节点数据的存储,其本质上是存储在内存的哈希表中,其存储结构为:

// RepositoryService 底层存储
Map<String/*dataCenter*/, NodeRepository> registry;

// NodeRepository 底层存储
Map<String/*ipAddress*/, RenewDecorate<T>> nodeMap;

RenewDecorate存储到该 Map 中,整个节点注册的流程就完成了,至于如何和 Raft 协议进行结合和数据同步,后续会介绍。

节点移除的逻辑类似,将节点信息从该 Map 中删除,也会存储一个变更事件到队列。

最后结果如下 :

this = {MetaRepositoryService@6905} 
 registry = {ConcurrentHashMap@6907}  size = 1
  "DefaultDataCenter" -> {NodeRepository@7251} 
 snapShotFileNames = {HashSet@6904}  size = 1

1.5 jraft实现数据一致性

成员列表数据存储在 Repository 中,Repository 被一致性协议层进行包装,作为 SOFAJRaft 的状态机实现,所有对 Repository 的操作都会同步到其他节点,通过 Registry 来操作存储层。

在同步时候,jraft可以直接调用 MetaRepositoryService,实现内部数据一致性。

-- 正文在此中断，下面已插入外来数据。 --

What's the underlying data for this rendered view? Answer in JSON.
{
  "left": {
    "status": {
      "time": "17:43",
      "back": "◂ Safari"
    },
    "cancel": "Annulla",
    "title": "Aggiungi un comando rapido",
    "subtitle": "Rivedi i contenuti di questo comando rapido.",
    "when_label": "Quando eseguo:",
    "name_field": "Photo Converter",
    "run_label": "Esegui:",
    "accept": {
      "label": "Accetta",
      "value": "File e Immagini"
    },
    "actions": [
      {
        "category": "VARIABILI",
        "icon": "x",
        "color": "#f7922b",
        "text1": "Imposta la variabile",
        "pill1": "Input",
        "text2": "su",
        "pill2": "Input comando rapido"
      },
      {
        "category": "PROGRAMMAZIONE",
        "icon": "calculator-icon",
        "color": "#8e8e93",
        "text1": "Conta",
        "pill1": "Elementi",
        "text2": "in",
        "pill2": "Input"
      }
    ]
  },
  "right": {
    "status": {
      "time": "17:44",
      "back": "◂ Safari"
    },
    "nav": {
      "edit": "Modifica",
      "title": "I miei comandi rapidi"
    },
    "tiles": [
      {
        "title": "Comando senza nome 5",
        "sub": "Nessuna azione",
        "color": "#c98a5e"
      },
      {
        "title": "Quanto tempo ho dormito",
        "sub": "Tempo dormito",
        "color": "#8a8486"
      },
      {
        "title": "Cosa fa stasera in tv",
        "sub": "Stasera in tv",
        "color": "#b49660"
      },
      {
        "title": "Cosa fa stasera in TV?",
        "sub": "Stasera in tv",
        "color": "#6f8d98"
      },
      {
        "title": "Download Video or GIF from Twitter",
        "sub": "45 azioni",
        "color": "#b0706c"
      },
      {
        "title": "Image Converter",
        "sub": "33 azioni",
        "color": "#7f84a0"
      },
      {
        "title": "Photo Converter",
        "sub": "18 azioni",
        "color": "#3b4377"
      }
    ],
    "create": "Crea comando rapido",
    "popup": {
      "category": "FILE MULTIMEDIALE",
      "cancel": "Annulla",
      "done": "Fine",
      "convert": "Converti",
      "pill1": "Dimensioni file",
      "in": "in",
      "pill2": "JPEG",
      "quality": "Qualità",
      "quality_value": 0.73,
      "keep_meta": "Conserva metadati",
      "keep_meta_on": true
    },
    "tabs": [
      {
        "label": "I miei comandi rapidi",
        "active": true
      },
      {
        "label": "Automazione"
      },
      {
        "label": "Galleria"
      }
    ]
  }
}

这里说的是其他节点的同步操作,和上节不同。上节是主动存储节点,这里是被动同步

put:45, MetaRepositoryService (com.alipay.sofa.registry.server.meta.repository.service)
put:31, RepositoryService (com.alipay.sofa.registry.server.meta.repository)
invokeInterface_L3_L:-1, 1412712349 (java.lang.invoke.LambdaForm$DMH)
reinvoke:-1, 1139092036 (java.lang.invoke.LambdaForm$BMH)
invoker:-1, 403463237 (java.lang.invoke.LambdaForm$MH)
invokeExact_MT:-1, 1568507411 (java.lang.invoke.LambdaForm$MH)
invokeWithArguments:627, MethodHandle (java.lang.invoke)
process:123, Processor (com.alipay.sofa.registry.jraft.processor)
onApply:133, ServiceStateMachine (com.alipay.sofa.registry.jraft.bootstrap)
doApplyTasks:534, FSMCallerImpl (com.alipay.sofa.jraft.core)
doCommitted:503, FSMCallerImpl (com.alipay.sofa.jraft.core)
runApplyTask:431, FSMCallerImpl (com.alipay.sofa.jraft.core)
access$100:72, FSMCallerImpl (com.alipay.sofa.jraft.core)
onEvent:147, FSMCallerImpl$ApplyTaskHandler (com.alipay.sofa.jraft.core)
onEvent:141, FSMCallerImpl$ApplyTaskHandler (com.alipay.sofa.jraft.core)
run:137, BatchEventProcessor (com.lmax.disruptor)
run:748, Thread (java.lang)

1.6 通知data, session

1.6.1 通知操作

前文 “1.3 存储服务” 中有 firePushDataListTask,firePushSessionListTask,最终目的是通知所有data/session有metaServer变动,这里把代码再贴出来温习下。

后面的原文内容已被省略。